Customers can even spec the accessories they’d like to have on their truck right from the dealer before the truck arrives. This has created something of a lucrative business model for certain dealerships. Take Steve Olliges’s Team Ford dealership in Las Vegas, for example. Customers at this dealership spend an average of $4000 to $5000 on Bronco accessories with every purchase. The most popular parts that customers order across the board are the modular front bumper, winches, and off-road lighting elements.
“It’s core to the success of Bronco,” Ford consumer marketing manager Mark Grueber told AN. “For dealers it’s a great opportunity not only from a profit standpoint but also long-term engagement with customers.
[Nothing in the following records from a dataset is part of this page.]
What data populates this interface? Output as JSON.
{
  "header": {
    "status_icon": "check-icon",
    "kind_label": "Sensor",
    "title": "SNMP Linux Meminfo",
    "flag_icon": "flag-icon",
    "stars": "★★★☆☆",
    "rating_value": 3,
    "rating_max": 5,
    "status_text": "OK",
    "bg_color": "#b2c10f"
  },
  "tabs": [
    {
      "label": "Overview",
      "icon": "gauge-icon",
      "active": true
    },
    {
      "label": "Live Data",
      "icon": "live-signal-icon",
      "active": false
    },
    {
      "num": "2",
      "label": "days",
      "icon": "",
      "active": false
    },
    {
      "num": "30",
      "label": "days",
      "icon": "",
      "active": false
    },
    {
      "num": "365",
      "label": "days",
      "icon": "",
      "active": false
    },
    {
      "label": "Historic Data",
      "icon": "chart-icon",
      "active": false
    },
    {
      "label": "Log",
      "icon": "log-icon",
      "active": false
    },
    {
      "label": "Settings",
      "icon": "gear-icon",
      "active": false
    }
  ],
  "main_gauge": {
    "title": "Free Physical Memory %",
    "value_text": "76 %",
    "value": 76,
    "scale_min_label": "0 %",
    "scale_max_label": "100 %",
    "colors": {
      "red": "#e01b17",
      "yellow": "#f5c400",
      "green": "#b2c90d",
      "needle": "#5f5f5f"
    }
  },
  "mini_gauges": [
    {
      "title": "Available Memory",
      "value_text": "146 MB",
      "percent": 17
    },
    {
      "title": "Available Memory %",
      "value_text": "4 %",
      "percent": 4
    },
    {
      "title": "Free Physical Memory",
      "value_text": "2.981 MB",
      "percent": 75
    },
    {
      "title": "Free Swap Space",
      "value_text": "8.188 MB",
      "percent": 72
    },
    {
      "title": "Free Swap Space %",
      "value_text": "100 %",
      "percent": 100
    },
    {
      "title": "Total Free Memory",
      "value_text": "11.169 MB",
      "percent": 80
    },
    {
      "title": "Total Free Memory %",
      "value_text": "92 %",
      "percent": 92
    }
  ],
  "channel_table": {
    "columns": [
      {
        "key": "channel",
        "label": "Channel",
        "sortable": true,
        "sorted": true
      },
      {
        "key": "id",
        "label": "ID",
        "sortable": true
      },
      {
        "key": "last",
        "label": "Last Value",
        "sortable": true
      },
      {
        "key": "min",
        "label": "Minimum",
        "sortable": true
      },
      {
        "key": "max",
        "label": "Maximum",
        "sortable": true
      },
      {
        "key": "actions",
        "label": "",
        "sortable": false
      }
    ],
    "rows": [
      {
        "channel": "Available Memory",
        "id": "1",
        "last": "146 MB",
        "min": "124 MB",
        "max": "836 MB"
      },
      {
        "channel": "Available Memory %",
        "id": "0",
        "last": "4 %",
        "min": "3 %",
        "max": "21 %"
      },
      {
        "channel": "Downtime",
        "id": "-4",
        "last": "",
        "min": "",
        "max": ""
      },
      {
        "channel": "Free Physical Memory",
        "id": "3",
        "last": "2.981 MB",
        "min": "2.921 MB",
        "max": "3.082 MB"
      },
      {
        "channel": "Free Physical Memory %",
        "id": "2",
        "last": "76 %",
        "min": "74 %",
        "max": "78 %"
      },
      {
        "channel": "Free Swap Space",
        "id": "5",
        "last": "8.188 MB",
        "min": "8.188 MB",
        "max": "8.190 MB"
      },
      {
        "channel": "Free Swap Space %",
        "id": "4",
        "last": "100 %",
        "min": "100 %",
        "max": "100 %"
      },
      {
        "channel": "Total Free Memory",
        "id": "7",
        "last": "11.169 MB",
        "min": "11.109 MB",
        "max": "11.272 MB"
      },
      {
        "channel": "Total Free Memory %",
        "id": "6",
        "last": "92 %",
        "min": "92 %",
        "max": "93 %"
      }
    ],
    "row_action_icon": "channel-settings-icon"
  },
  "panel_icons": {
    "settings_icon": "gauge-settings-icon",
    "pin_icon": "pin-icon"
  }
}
It’s a great proof point of what Ford can do and how big this opportunity is going forward.”
The success of the Bronco accessories program is multifaceted. First, the SUV was designed to enter a segment rife with customization needs and featured its own parts development cycle running concurrently with vehicle development. Second, Ford reworked its entire accessories distribution network to better serve dealer needs.
By changing up the companies involved in the distribution, Ford has been able to cut back on wait times and improve inventory content. With more Bronco models continuing to roll out, one can expect the parts catalog to continue to grow as well. Not that anyone seems to be complaining about the current offerings.